Jan Svenungsson

Lind, Maria. "Jan Svenungsson", in: Port of Art, Kotka 1995



1. So Jan Svenungsson has made another chimney. Predictable. As if he can't keep his fingers off this at the same time loaded - the industrially phallic can hardly be ignored - and comparatively expressionless object. This time built in a pit on an empty lot in the Finnish port city of Kotka. Laid according to all the rules of the craft - with rounded bricks - it stands there in front of the building built in Scandinavian functionalism and has something obscene about it.

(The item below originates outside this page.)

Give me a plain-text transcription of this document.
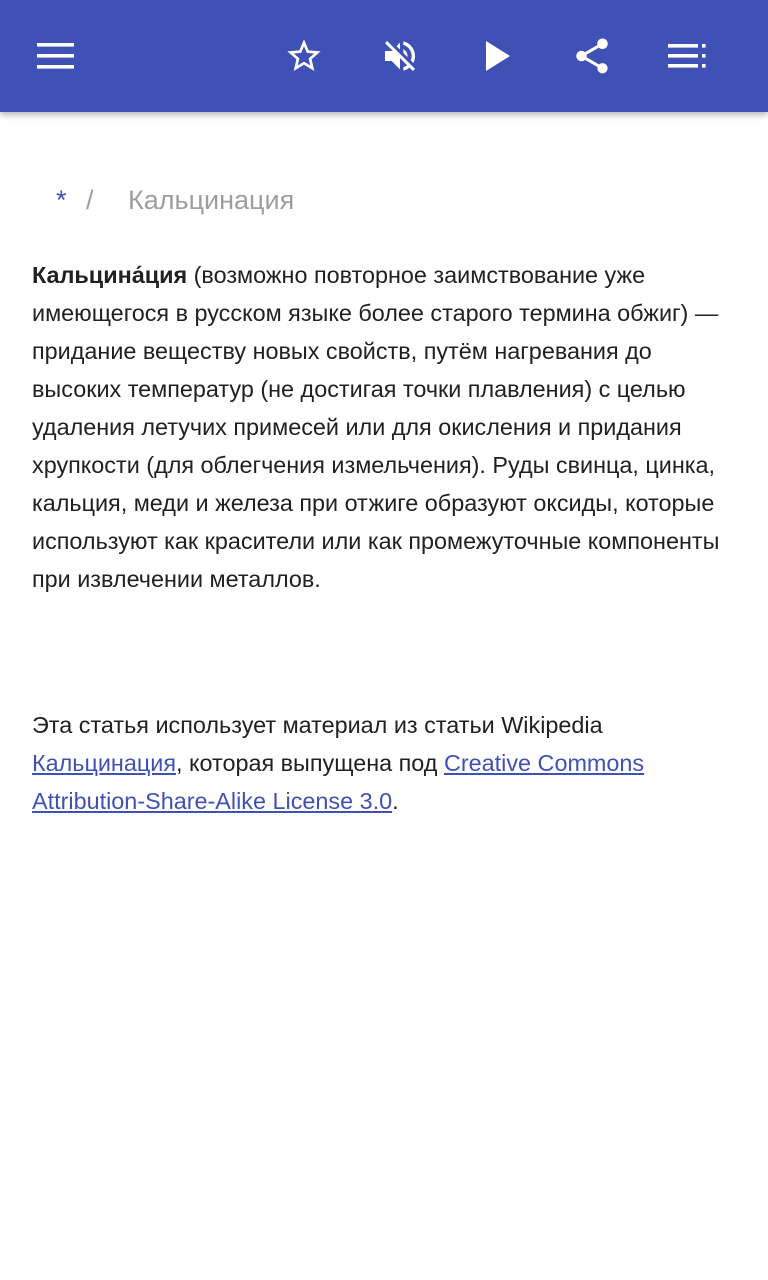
* /	Кальцинация

Кальцина́ция (возможно повторное заимствование уже имеющегося в русском языке более старого термина обжиг) — придание веществу новых свойств, путём нагревания до высоких температур (не достигая точки плавления) с целью удаления летучих примесей или для окисления и придания хрупкости (для облегчения измельчения). Руды свинца, цинка, кальция, меди и железа при отжиге образуют оксиды, которые используют как красители или как промежуточные компоненты при извлечении металлов.

Эта статья использует материал из статьи Wikipedia Кальцинация, которая выпущена под Creative Commons Attribution-Share-Alike License 3.0.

2.a. Svenungsson's chimney history goes back to 1988, when he systematically began to photograph a chimney in Stockholm from different angles and in a variety of lightings. Since then chimneys have appeared in etched, drawn, painted, masoned and cast form. The chimney is an actor performing in his plays, just as Charles Ray does in his, regarding how meaning is created outside the object rather than within it, how the image both stipulates and subjugates "reality". In this context it can also be likened to the so called shifters of linguistics, that alter their meaning depending on the speaker and the circumstance.

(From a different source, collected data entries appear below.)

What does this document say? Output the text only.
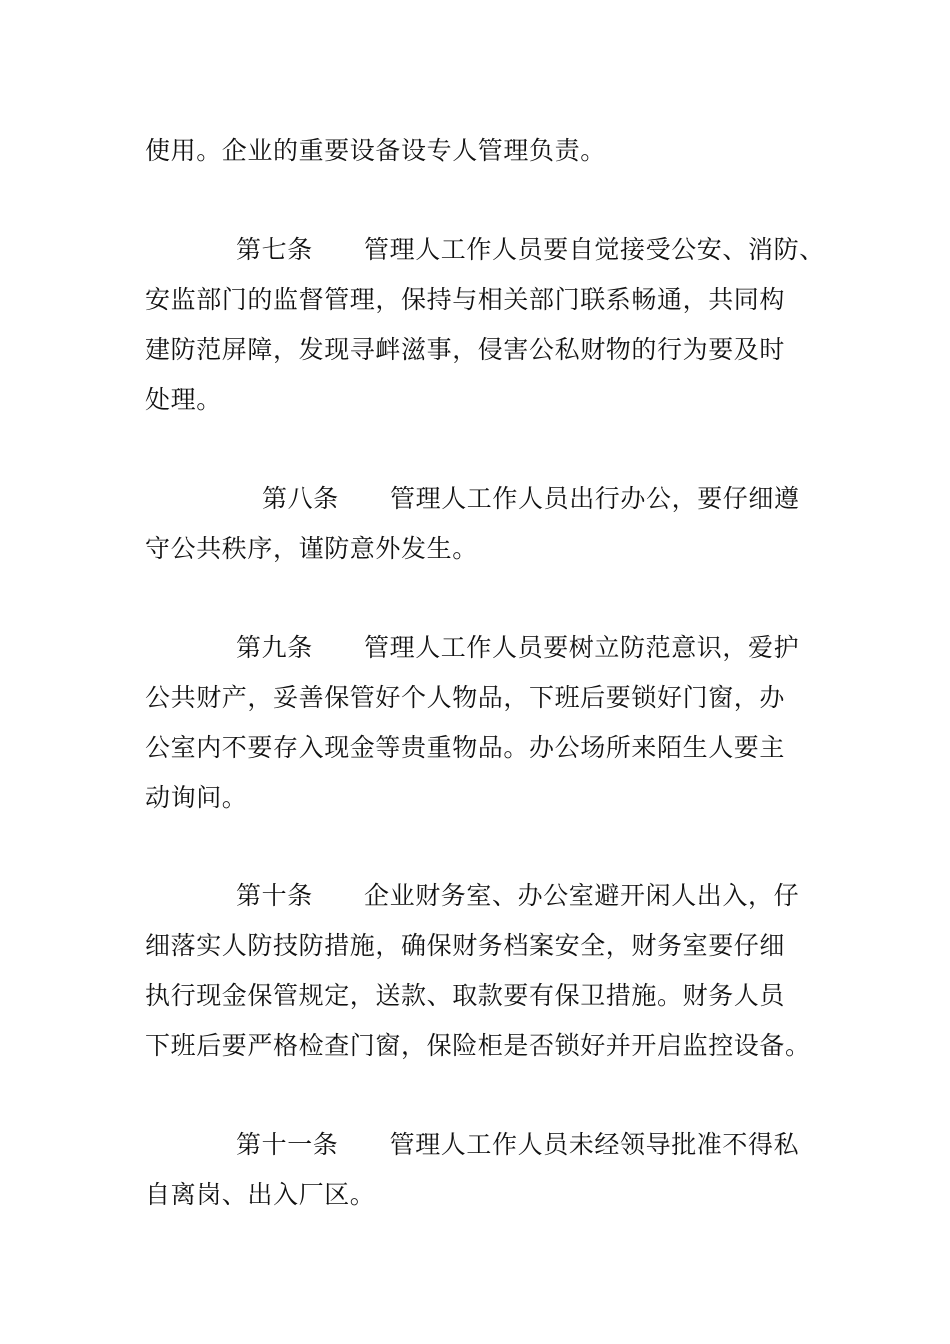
使用。企业的重要设备设专人管理负责。
第七条　　管理人工作人员要自觉接受公安、消防、
安监部门的监督管理，保持与相关部门联系畅通，共同构
建防范屏障，发现寻衅滋事，侵害公私财物的行为要及时
处理。
第八条　　管理人工作人员出行办公，要仔细遵
守公共秩序，谨防意外发生。
第九条　　管理人工作人员要树立防范意识，爱护
公共财产，妥善保管好个人物品，下班后要锁好门窗，办
公室内不要存入现金等贵重物品。办公场所来陌生人要主
动询问。
第十条　　企业财务室、办公室避开闲人出入，仔
细落实人防技防措施，确保财务档案安全，财务室要仔细
执行现金保管规定，送款、取款要有保卫措施。财务人员
下班后要严格检查门窗，保险柜是否锁好并开启监控设备。
第十一条　　管理人工作人员未经领导批准不得私
自离岗、出入厂区。
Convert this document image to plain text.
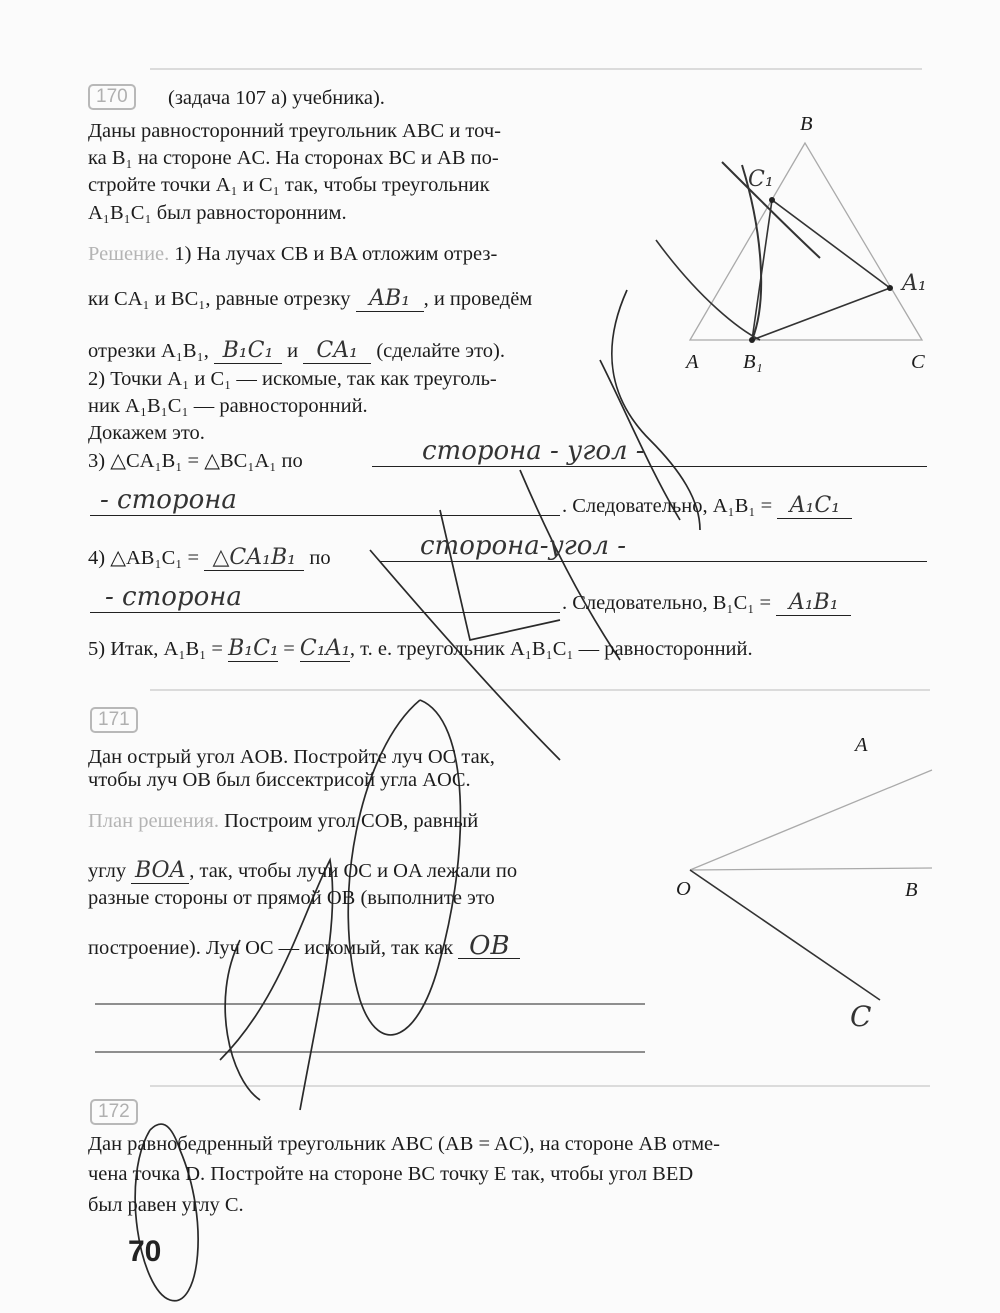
170	(задача 107 а) учебника).
Даны равносторонний треугольник ABC и точ-
ка B₁ на стороне AC. На сторонах BC и AB по-
стройте точки A₁ и C₁ так, чтобы треугольник
A₁B₁C₁ был равносторонним.
Решение. 1) На лучах CB и BA отложим отрез-
ки CA₁ и BC₁, равные отрезку AB₁ , и проведём
отрезки A₁B₁, B₁C₁ и CA₁ (сделайте это).
2) Точки A₁ и C₁ — искомые, так как треуголь-
ник A₁B₁C₁ — равносторонний.
Докажем это.
3) △CA₁B₁ = △BC₁A₁ по	сторона - угол -
- сторона	. Следовательно, A₁B₁ = A₁C₁
4) △AB₁C₁ = △CA₁B₁ по	сторона-угол -
- сторона	. Следовательно, B₁C₁ = A₁B₁
5) Итак, A₁B₁ = B₁C₁ = C₁A₁, т. е. треугольник A₁B₁C₁ — равносторонний.
B
A B₁	C
C₁
A₁
171
Дан острый угол AOB. Постройте луч OC так,
чтобы луч OB был биссектрисой угла AOC.
План решения. Построим угол COB, равный
углу BOA , так, чтобы лучи OC и OA лежали по
разные стороны от прямой OB (выполните это
построение). Луч OC — искомый, так как OB
A
O	B
C
172
Дан равнобедренный треугольник ABC (AB = AC), на стороне AB отме-
чена точка D. Постройте на стороне BC точку E так, чтобы угол BED
был равен углу C.
70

2.b. Systems like this come and go in Svenungsson's art. They are constructed on the basis of the exhibition site and the questions the artist poses to himself when working on the piece. Besides the chimneys, the suite of red spot paintings entitled "Test" can be mentioned, in which he has carefully copied in oil randomly created water-colour splashes, and the series in which he draws from a press photograph of Russian extremist Zhirinovsky and then makes a new drawing from the first drawing, etc, until the system breaks down. Common to these systems is that their origin in one way or another lies in contingency - not entirely unlike that of surrealism - and that they sooner or later feed upon themselves. The will to order seems always to be overwhelmed by the desire for chaos in Svenungsson's art.

2.c. The power and problems of representation - it's problems of power even - are always present in his work, although from a practical point of view rather than a theoretical one. From re-photographing other images he has turned to representing objects and finally to creating objects merely in order to represent them and turn them into images. Therefore he names a photograph of the chimney he built outside Moderna Museet in Stockholm in 1991 as "The Perfect Photograph". But the simulacra remain simulacra. The great system would probably implode and the desire die when a real, smoke-spewing chimney is built.

3. If one purpose here is to create - and alter - our "reality", then he has succeeded. At least with me. I can no longer see a high and thin masoned thing - with or without smoke - without thinking of Jan Svenungsson and his near manic researches. Nor can I stop imagining a functional chimney bearing his signature.